The exact pathophysiological mechanism of PRES remains uncertain. To date, three hypotheses have been proposed, which include: (1) cerebral vasoconstriction with subsequent infarcts of the brain, (2) failure of cerebral autoregulation with consequent vasogenic edema, and (3) endothelial damage with disruption of the blood-brain barrier (BBB) causing fluid and protein transudation in the brain. The pathophysiology of PRES in SLE is also less well understood. In most cases of SLE-related PRES, immunosuppresants used to treat the SLE were suggested as causative factors, though lupus itself or SLE-related hypertension, antiphospholipid antibodies or renal failure might also be contributive. Abnormal endothelial activation, dysfunction and leukocyte tracking have recently been documented to cause brain and systemic hypoperfusion, which may be causative factors for PRES in SLE. On the other hand, endothelial cell activation is one of the pathogenic hallmarks of neuropsychiatric SLE (NPSLE). It usually occurs after exposure to interleukin 1 (IL-1) and tissue necrotic factor-α (TNF-α), and may be enhanced by local release of IL-1 and IL-6. SLE patients with high SLE disease activity index have increased serum levels of TNF-α and other pro-inflammatory cytokines that may stimulate endothelial cells of intracranial vessels and astrocytes to produce nitric oxide, causing BBB damage and plasma leakage. In some cases the endothelial dysfunction together with hemodynamic factors may allow the leakage of blood plasma and large amounts of red blood cells resulting in secondary parenchymal hematoma. Histopathology showed the PRES manifestation result from NPSLE were due to focal cerebral edema associated with blood vessel injury and ischemic changes, although in many cases histopathology did not demonstrate specific lesions. SLE patients might develop reversible focal neurological deficits, which responded to steroid therapy.^[4]

Even though the classical neurolupus includes seizures and psychosis, a number of other features such as myelopathy, optic neuropathy, meningitis, cognitive dysfunction, and cerebral infarction could be seen in SLE. PRES has been claimed as a particular form of neurological manifestation of SLE with characteristic MRI findings and a usual good outcome. Antihypertensive, antiepileptic, and supportive care are the mainstay of treatment.^[5]

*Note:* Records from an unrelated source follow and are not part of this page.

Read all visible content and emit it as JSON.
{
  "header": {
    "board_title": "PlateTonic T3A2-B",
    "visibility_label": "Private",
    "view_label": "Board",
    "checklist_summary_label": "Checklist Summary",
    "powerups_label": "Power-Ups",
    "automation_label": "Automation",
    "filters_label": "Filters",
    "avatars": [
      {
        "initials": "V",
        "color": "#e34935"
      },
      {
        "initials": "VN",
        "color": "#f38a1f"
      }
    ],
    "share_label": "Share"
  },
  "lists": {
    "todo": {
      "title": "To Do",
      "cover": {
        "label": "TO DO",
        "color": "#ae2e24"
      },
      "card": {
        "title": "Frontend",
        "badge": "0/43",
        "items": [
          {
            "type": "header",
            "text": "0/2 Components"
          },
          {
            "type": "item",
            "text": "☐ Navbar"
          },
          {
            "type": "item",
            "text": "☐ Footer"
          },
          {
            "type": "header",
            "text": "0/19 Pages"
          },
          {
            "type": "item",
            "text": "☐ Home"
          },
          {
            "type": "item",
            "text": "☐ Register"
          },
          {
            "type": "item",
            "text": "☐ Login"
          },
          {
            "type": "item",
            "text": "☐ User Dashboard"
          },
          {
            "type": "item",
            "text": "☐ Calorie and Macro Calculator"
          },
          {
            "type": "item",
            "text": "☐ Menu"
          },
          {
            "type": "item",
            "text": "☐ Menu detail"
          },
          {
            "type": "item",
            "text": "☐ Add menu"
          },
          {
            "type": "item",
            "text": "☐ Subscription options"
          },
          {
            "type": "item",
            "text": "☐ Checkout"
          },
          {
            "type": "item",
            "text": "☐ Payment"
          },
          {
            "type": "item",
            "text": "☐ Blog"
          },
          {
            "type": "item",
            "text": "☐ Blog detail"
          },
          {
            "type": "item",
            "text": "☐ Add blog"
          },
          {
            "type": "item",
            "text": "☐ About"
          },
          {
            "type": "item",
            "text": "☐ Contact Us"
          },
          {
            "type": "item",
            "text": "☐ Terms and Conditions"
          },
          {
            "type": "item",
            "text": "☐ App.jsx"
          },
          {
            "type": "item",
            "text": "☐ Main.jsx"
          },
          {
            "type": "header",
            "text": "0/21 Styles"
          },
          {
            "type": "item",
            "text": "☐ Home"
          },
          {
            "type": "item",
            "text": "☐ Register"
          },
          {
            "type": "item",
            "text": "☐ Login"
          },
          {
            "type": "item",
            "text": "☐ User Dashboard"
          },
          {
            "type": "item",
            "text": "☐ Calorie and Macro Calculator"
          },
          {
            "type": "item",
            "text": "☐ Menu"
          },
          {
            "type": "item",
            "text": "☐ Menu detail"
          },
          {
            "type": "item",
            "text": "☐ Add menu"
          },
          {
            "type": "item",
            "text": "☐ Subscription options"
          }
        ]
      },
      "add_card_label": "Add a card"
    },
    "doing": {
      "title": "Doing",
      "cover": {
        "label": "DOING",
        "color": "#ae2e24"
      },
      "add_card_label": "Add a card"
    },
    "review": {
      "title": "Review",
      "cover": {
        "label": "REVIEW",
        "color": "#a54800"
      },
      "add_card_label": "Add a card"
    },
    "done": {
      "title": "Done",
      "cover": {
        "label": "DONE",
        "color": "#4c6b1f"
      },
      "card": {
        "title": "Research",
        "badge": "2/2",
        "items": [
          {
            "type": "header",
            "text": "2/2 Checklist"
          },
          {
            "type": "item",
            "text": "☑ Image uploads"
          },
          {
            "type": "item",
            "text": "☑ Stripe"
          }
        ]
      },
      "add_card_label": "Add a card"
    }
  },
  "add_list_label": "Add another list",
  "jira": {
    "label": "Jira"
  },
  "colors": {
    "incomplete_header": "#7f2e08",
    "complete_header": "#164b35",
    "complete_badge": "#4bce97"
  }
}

In some cases, the diagnosis of PRES remains in doubt. In this situation, regression of the clinical and radiological abnormalities with appropriate treatment supports the diagnosis. Thus, repeated brain imaging is beneficial of diagnosis.^[6] Radiographically, PRES is heralded by relatively symmetric, reversible T2 hyperintensities affecting the posterior aspects of the brain, namely the occipital and parietal lobes. It is now known that this description is more of a general rule, and those asymmetric images can be seen, and can involve the deep grey matter as well as the frontal and temporal lobes. The advent of diffusion weighted imaging helped clarify that the MRI changes were not due to ischemia or cytotoxic edema, but due to vasogenic edema.^[7]

In our case, as per diagnostic criteria for SLE,^[8] more than four well documented features were present, that is, history of arthralgias, photosensitivity, polyserositis, renal impairment and nervous system involvement. Although her vasculitic profile was negative, but her brain imaging was suggestive of diffuse white matter edema, she was treated as seronegative SLE presenting as PRES. She received pulse therapy of i.v. methylprednisolone followed by oral steroids as per body weight. Patient improves clinically and her repeat imaging, done after 6 weeks, was almost normal.